Detecting duplicate items in an RSS feed is something of a black art. How does one uniquely identify an item in a feed while still allowing for that item to be updated? …

I can’t say for sure what algorithms applications are using, but after running 150 tests on more than 20 different aggregators, I think have a fair idea how many of them work.

He summarises some reasonable ways of judging uniqueness and brings up good arguements for and against.

He goes on to say:

I would recommend you also include a unique link element for each item in your feed, to allow for aggregators that don’t handle guids very well. No two items should ever have the same link element,

Unfortuanately the link element is as abused as dates and GUIDs and while this principle is ideal it isn’t how many feeds are constructed. The link element is meant as a permalink to the item itself. Not to what the item is talking about or any other link. But many linkblogs will put the link they are talking about in the link element. In fact a big source of RSS, del.icio.us, gets it wrong and links to the link being mentioned. Now consider that many people on del.icio.us link to the same link and you suddenly have seperate feed items that some aggregators may treat as duplicates.
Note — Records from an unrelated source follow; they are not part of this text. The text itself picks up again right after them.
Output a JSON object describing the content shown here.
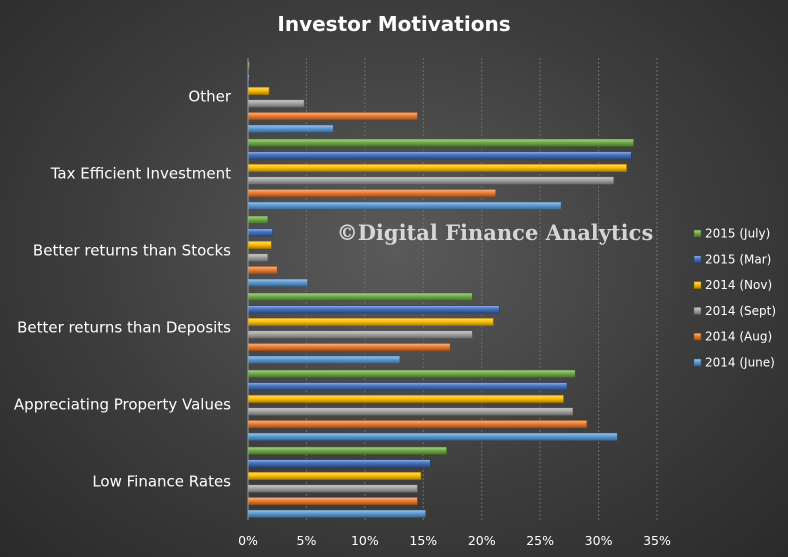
{
  "chart_data": {
    "type": "bar",
    "orientation": "horizontal",
    "title": "Investor Motivations",
    "watermark": "©Digital Finance Analytics",
    "categories": [
      "Other",
      "Tax Efficient Investment",
      "Better returns than Stocks",
      "Better returns than Deposits",
      "Appreciating Property Values",
      "Low Finance Rates"
    ],
    "xlim": [
      0,
      35
    ],
    "x_ticks": [
      "0%",
      "5%",
      "10%",
      "15%",
      "20%",
      "25%",
      "30%",
      "35%"
    ],
    "grid": true,
    "legend_position": "right",
    "series": [
      {
        "name": "2015 (July)",
        "color": "#70ad47",
        "values": [
          0,
          33,
          1.7,
          19.2,
          28,
          17
        ]
      },
      {
        "name": "2015 (Mar)",
        "color": "#4472c4",
        "values": [
          0,
          32.8,
          2.1,
          21.5,
          27.3,
          15.6
        ]
      },
      {
        "name": "2014 (Nov)",
        "color": "#ffc000",
        "values": [
          1.8,
          32.4,
          2,
          21,
          27,
          14.8
        ]
      },
      {
        "name": "2014 (Sept)",
        "color": "#a5a5a5",
        "values": [
          4.8,
          31.3,
          1.7,
          19.2,
          27.8,
          14.5
        ]
      },
      {
        "name": "2014 (Aug)",
        "color": "#ed7d31",
        "values": [
          14.5,
          21.2,
          2.5,
          17.3,
          29,
          14.5
        ]
      },
      {
        "name": "2014 (June)",
        "color": "#5b9bd5",
        "values": [
          7.3,
          26.8,
          5.1,
          13,
          31.6,
          15.2
        ]
      }
    ]
  }
}
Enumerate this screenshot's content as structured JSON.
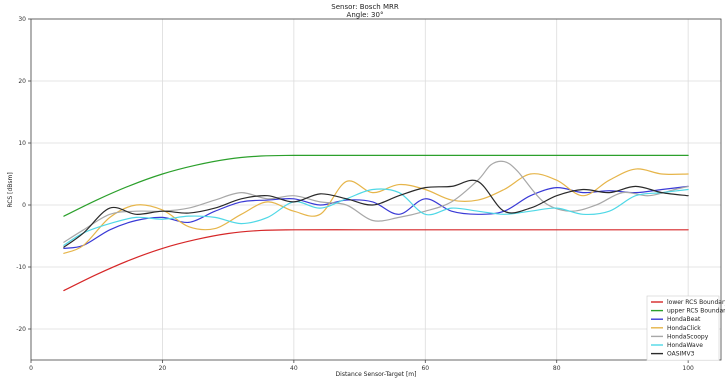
{
  "chart_data": {
    "type": "line",
    "title": "Sensor: Bosch MRR",
    "subtitle": "Angle: 30°",
    "xlabel": "Distance Sensor-Target [m]",
    "ylabel": "RCS [dBsm]",
    "xlim": [
      0,
      105
    ],
    "ylim": [
      -25,
      30
    ],
    "xticks": [
      0,
      20,
      40,
      60,
      80,
      100
    ],
    "yticks": [
      -20,
      -10,
      0,
      10,
      20,
      30
    ],
    "grid": true,
    "legend_position": "lower-right",
    "series": [
      {
        "name": "lower RCS Boundary",
        "color": "#d62728",
        "x": [
          5,
          10,
          15,
          20,
          25,
          30,
          35,
          40,
          50,
          60,
          70,
          80,
          90,
          100
        ],
        "y": [
          -13.8,
          -11.2,
          -8.9,
          -7.0,
          -5.6,
          -4.6,
          -4.1,
          -4.0,
          -4.0,
          -4.0,
          -4.0,
          -4.0,
          -4.0,
          -4.0
        ]
      },
      {
        "name": "upper RCS Boundary",
        "color": "#2ca02c",
        "x": [
          5,
          10,
          15,
          20,
          25,
          30,
          35,
          40,
          50,
          60,
          70,
          80,
          90,
          100
        ],
        "y": [
          -1.8,
          0.8,
          3.1,
          5.0,
          6.4,
          7.4,
          7.9,
          8.0,
          8.0,
          8.0,
          8.0,
          8.0,
          8.0,
          8.0
        ]
      },
      {
        "name": "HondaBeat",
        "color": "#3a3ad6",
        "x": [
          5,
          8,
          12,
          16,
          20,
          24,
          28,
          32,
          36,
          40,
          44,
          48,
          52,
          56,
          60,
          64,
          68,
          72,
          76,
          80,
          84,
          88,
          92,
          96,
          100
        ],
        "y": [
          -7.0,
          -6.5,
          -4.0,
          -2.5,
          -2.0,
          -2.8,
          -1.0,
          0.5,
          0.8,
          1.0,
          0.0,
          0.8,
          0.5,
          -1.5,
          1.0,
          -1.0,
          -1.5,
          -1.0,
          1.5,
          2.8,
          2.0,
          2.3,
          2.0,
          2.5,
          3.0
        ]
      },
      {
        "name": "HondaClick",
        "color": "#e6b54a",
        "x": [
          5,
          8,
          12,
          16,
          20,
          24,
          28,
          32,
          36,
          40,
          44,
          48,
          52,
          56,
          60,
          64,
          68,
          72,
          76,
          80,
          84,
          88,
          92,
          96,
          100
        ],
        "y": [
          -7.8,
          -6.5,
          -2.0,
          0.0,
          -0.8,
          -3.5,
          -3.8,
          -1.5,
          0.5,
          -1.0,
          -1.5,
          3.8,
          2.0,
          3.3,
          2.5,
          0.8,
          0.8,
          2.5,
          5.0,
          4.0,
          1.5,
          4.0,
          5.8,
          5.0,
          5.0
        ]
      },
      {
        "name": "HondaScoopy",
        "color": "#a8a8a8",
        "x": [
          5,
          8,
          12,
          16,
          20,
          24,
          28,
          32,
          36,
          40,
          44,
          48,
          52,
          56,
          60,
          64,
          68,
          70,
          72,
          74,
          78,
          82,
          86,
          90,
          94,
          98,
          100
        ],
        "y": [
          -6.0,
          -4.0,
          -1.5,
          -1.0,
          -1.0,
          -0.5,
          0.8,
          2.0,
          1.0,
          1.5,
          0.5,
          0.0,
          -2.5,
          -2.0,
          -1.0,
          0.5,
          4.0,
          6.5,
          7.0,
          5.5,
          0.5,
          -1.0,
          0.0,
          2.0,
          1.5,
          2.5,
          3.0
        ]
      },
      {
        "name": "HondaWave",
        "color": "#4fd8e6",
        "x": [
          5,
          8,
          12,
          16,
          20,
          24,
          28,
          32,
          36,
          40,
          44,
          48,
          52,
          56,
          60,
          64,
          68,
          72,
          76,
          80,
          84,
          88,
          92,
          96,
          100
        ],
        "y": [
          -6.5,
          -4.5,
          -3.0,
          -2.0,
          -2.3,
          -1.8,
          -2.0,
          -3.0,
          -2.0,
          0.5,
          -0.5,
          1.0,
          2.5,
          2.0,
          -1.5,
          -0.5,
          -1.0,
          -1.5,
          -1.0,
          -0.5,
          -1.5,
          -1.0,
          1.5,
          2.0,
          2.5
        ]
      },
      {
        "name": "OASIMV3",
        "color": "#2a2a2a",
        "x": [
          5,
          8,
          12,
          16,
          20,
          24,
          28,
          32,
          36,
          40,
          44,
          48,
          52,
          56,
          60,
          64,
          68,
          72,
          76,
          80,
          84,
          88,
          92,
          96,
          100
        ],
        "y": [
          -6.8,
          -4.5,
          -0.5,
          -1.5,
          -1.0,
          -1.3,
          -0.5,
          1.0,
          1.5,
          0.5,
          1.8,
          1.0,
          0.0,
          1.5,
          2.8,
          3.0,
          3.8,
          -1.0,
          -0.5,
          1.5,
          2.5,
          2.0,
          3.0,
          2.0,
          1.5
        ]
      }
    ]
  }
}
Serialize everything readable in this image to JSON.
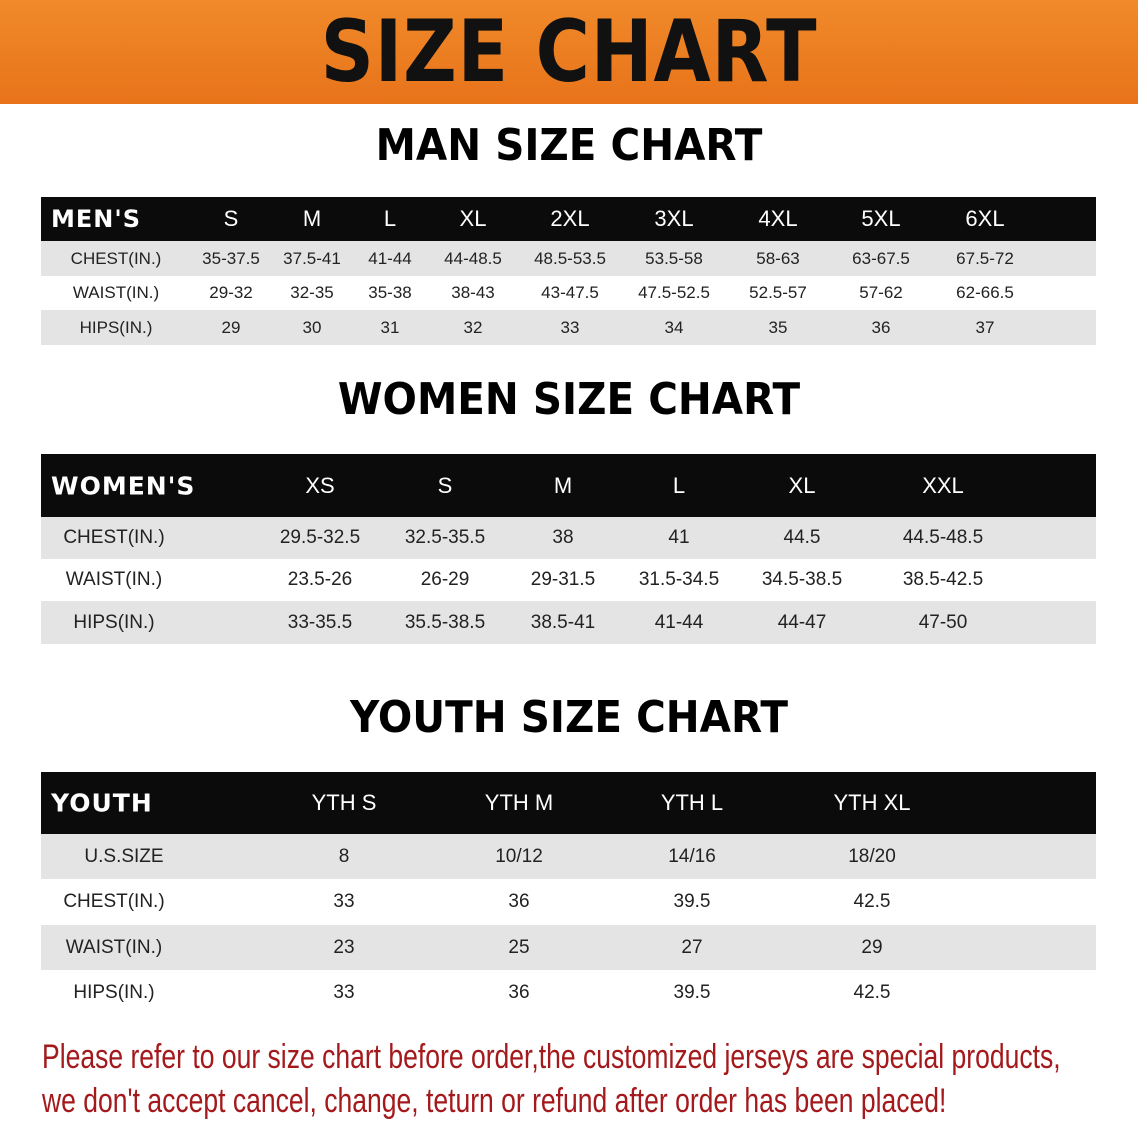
{
  "banner": {
    "title": "SIZE CHART",
    "color": "#e9771d"
  },
  "men": {
    "title": "MAN SIZE CHART",
    "headers": [
      "MEN'S",
      "S",
      "M",
      "L",
      "XL",
      "2XL",
      "3XL",
      "4XL",
      "5XL",
      "6XL"
    ],
    "rows": [
      [
        "CHEST(IN.)",
        "35-37.5",
        "37.5-41",
        "41-44",
        "44-48.5",
        "48.5-53.5",
        "53.5-58",
        "58-63",
        "63-67.5",
        "67.5-72"
      ],
      [
        "WAIST(IN.)",
        "29-32",
        "32-35",
        "35-38",
        "38-43",
        "43-47.5",
        "47.5-52.5",
        "52.5-57",
        "57-62",
        "62-66.5"
      ],
      [
        "HIPS(IN.)",
        "29",
        "30",
        "31",
        "32",
        "33",
        "34",
        "35",
        "36",
        "37"
      ]
    ]
  },
  "women": {
    "title": "WOMEN SIZE CHART",
    "headers": [
      "WOMEN'S",
      "XS",
      "S",
      "M",
      "L",
      "XL",
      "XXL"
    ],
    "rows": [
      [
        "CHEST(IN.)",
        "29.5-32.5",
        "32.5-35.5",
        "38",
        "41",
        "44.5",
        "44.5-48.5"
      ],
      [
        "WAIST(IN.)",
        "23.5-26",
        "26-29",
        "29-31.5",
        "31.5-34.5",
        "34.5-38.5",
        "38.5-42.5"
      ],
      [
        "HIPS(IN.)",
        "33-35.5",
        "35.5-38.5",
        "38.5-41",
        "41-44",
        "44-47",
        "47-50"
      ]
    ]
  },
  "youth": {
    "title": "YOUTH SIZE CHART",
    "headers": [
      "YOUTH",
      "YTH S",
      "YTH M",
      "YTH L",
      "YTH XL"
    ],
    "rows": [
      [
        "U.S.SIZE",
        "8",
        "10/12",
        "14/16",
        "18/20"
      ],
      [
        "CHEST(IN.)",
        "33",
        "36",
        "39.5",
        "42.5"
      ],
      [
        "WAIST(IN.)",
        "23",
        "25",
        "27",
        "29"
      ],
      [
        "HIPS(IN.)",
        "33",
        "36",
        "39.5",
        "42.5"
      ]
    ]
  },
  "note": {
    "line1": "Please refer to our size chart before order,the customized jerseys are special products,",
    "line2": "we don't accept cancel, change, teturn or refund after order has been placed!",
    "color": "#a3191c"
  }
}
So ideally yes, GUID and link are good but in practice sadly not. This is the way of much feed parsing as we have found out in the FeedHenry.com project. Feeds need fuzzy logic to make much sense of.

(James’ article is worth reading.)

GData explained

Wednesday, July 19th, 2006

Nat on O’Reilly Radar does it again, this time explaining GData from Google in terms I get:

GData is just Atom/RSS for reading, Atom Publishing for writing, and A9 stored queries for searching.

Interestingly:

There’s a huge move within Google away from SOAP and even REST-style ad hoc APIs and towards GData instead.

and

They’re building APIs to your Google-stored data via GData

Lastely the architect of GData is the same chap who did Microsoft’s HailStorm.